Damit wird Kultur zu einer bedeutenden gestaltenden Kraft von Zukunft. Kultur ist also kein schmückendes Beiwerk, sondern steht im Zentrum gesellschaftlicher Entwicklung. Ich habe ganz bewusst in diesem kleinen Beitrag mich prägende Zitate aus dem zeitlichen Umfeld der Entstehung des Heidelberger Frühlings verwendet, natürlich August Bebel ausgenommen. Sie zeigen, dass es eine positive verbindende Kraft zwischen Vergangenheit und Zukunft gibt. Wer die Vergangenheit nicht kennt, wird die Zukunft nicht gestalten. Unsere Arbeit findet stets im Spannungsfeld von Vergangenheit, Gegenwart und Zukunft statt.

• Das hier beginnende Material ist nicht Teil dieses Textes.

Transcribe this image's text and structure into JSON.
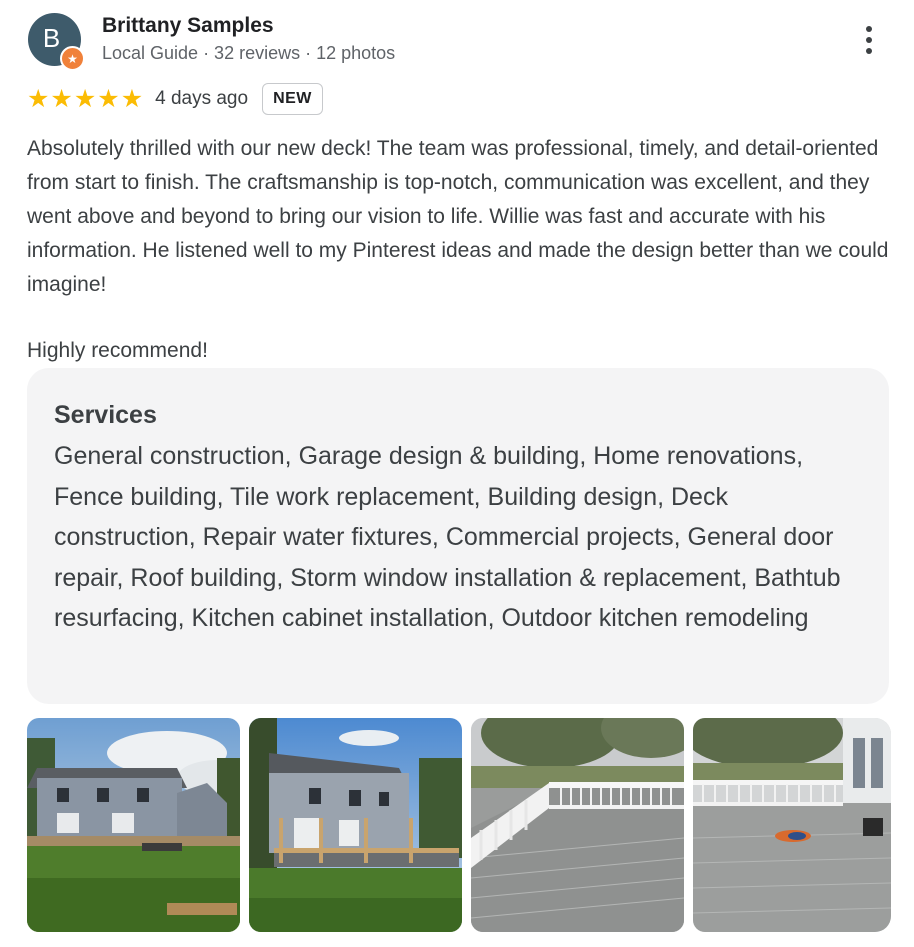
{
  "reviewer": {
    "name": "Brittany Samples",
    "avatar_letter": "B",
    "meta": "Local Guide · 32 reviews · 12 photos",
    "badge_icon": "star-badge-icon"
  },
  "rating": {
    "stars": 5,
    "star_glyph": "★",
    "star_color": "#fbbc04",
    "age": "4 days ago",
    "badge": "NEW"
  },
  "review": {
    "text": "Absolutely thrilled with our new deck! The team was professional, timely, and detail-oriented from start to finish. The craftsmanship is top-notch, communication was excellent, and they went above and beyond to bring our vision to life. Willie was fast and accurate with his information. He listened well to my Pinterest ideas and made the design better than we could imagine!",
    "closing": "Highly recommend!"
  },
  "services": {
    "title": "Services",
    "text": "General construction, Garage design & building, Home renovations, Fence building, Tile work replacement, Building design, Deck construction, Repair water fixtures, Commercial projects, General door repair, Roof building, Storm window installation & replacement, Bathtub resurfacing, Kitchen cabinet installation, Outdoor kitchen remodeling"
  },
  "photos": [
    {
      "subject": "house-back-with-deck-frame-photo"
    },
    {
      "subject": "house-side-with-deck-frame-photo"
    },
    {
      "subject": "finished-deck-railing-photo"
    },
    {
      "subject": "finished-deck-wide-photo"
    }
  ],
  "menu_icon": "more-vert-icon"
}
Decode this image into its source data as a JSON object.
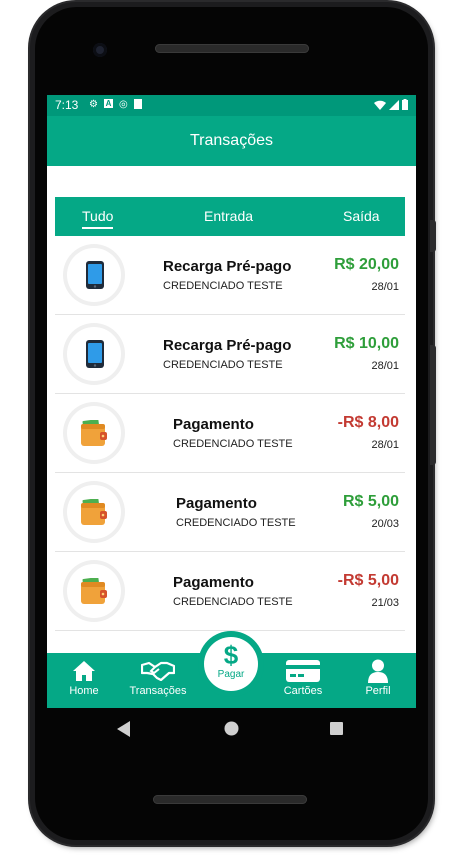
{
  "status": {
    "time": "7:13"
  },
  "appbar": {
    "title": "Transações"
  },
  "tabs": [
    {
      "label": "Tudo",
      "active": true
    },
    {
      "label": "Entrada",
      "active": false
    },
    {
      "label": "Saída",
      "active": false
    }
  ],
  "transactions": [
    {
      "icon": "phone-icon",
      "title": "Recarga Pré-pago",
      "subtitle": "CREDENCIADO TESTE",
      "amount": "R$ 20,00",
      "date": "28/01",
      "color": "#2e9e3a"
    },
    {
      "icon": "phone-icon",
      "title": "Recarga Pré-pago",
      "subtitle": "CREDENCIADO TESTE",
      "amount": "R$ 10,00",
      "date": "28/01",
      "color": "#2e9e3a"
    },
    {
      "icon": "wallet-icon",
      "title": "Pagamento",
      "subtitle": "CREDENCIADO TESTE",
      "amount": "-R$ 8,00",
      "date": "28/01",
      "color": "#c33a32"
    },
    {
      "icon": "wallet-icon",
      "title": "Pagamento",
      "subtitle": "CREDENCIADO TESTE",
      "amount": "R$ 5,00",
      "date": "20/03",
      "color": "#2e9e3a"
    },
    {
      "icon": "wallet-icon",
      "title": "Pagamento",
      "subtitle": "CREDENCIADO TESTE",
      "amount": "-R$ 5,00",
      "date": "21/03",
      "color": "#c33a32"
    }
  ],
  "bottom_nav": {
    "home": "Home",
    "transactions": "Transações",
    "pay_symbol": "$",
    "pay": "Pagar",
    "cards": "Cartões",
    "profile": "Perfil"
  },
  "colors": {
    "primary": "#05a886",
    "status_bar": "#00987a",
    "positive": "#2e9e3a",
    "negative": "#c33a32"
  }
}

Thorsten Schmidt ist Gründungsintendant des Heidelberger Frühlings, der zu den renommiertesten und größten Festivalinstitutionen in Deutschland zählt. Neben dem Musikfestival im Frühling gründete er auch das Heidelberger Frühling Streichquartettfest und das Liedfestival, etablierte das Liedzentrum, die Music Conference und einen Akademiebereich für Nachwuchsförderung. Die Heidelberger Frühling gGmbH wird über einen beeindruckenden Kreis von Sponsoren und Mäzenen finanziert. Seit der Saison 2022/23 ist Igor Levit an Schmidts Seite für fünf Jahre Co-Künstlerischer Leiter des Musikfestivals.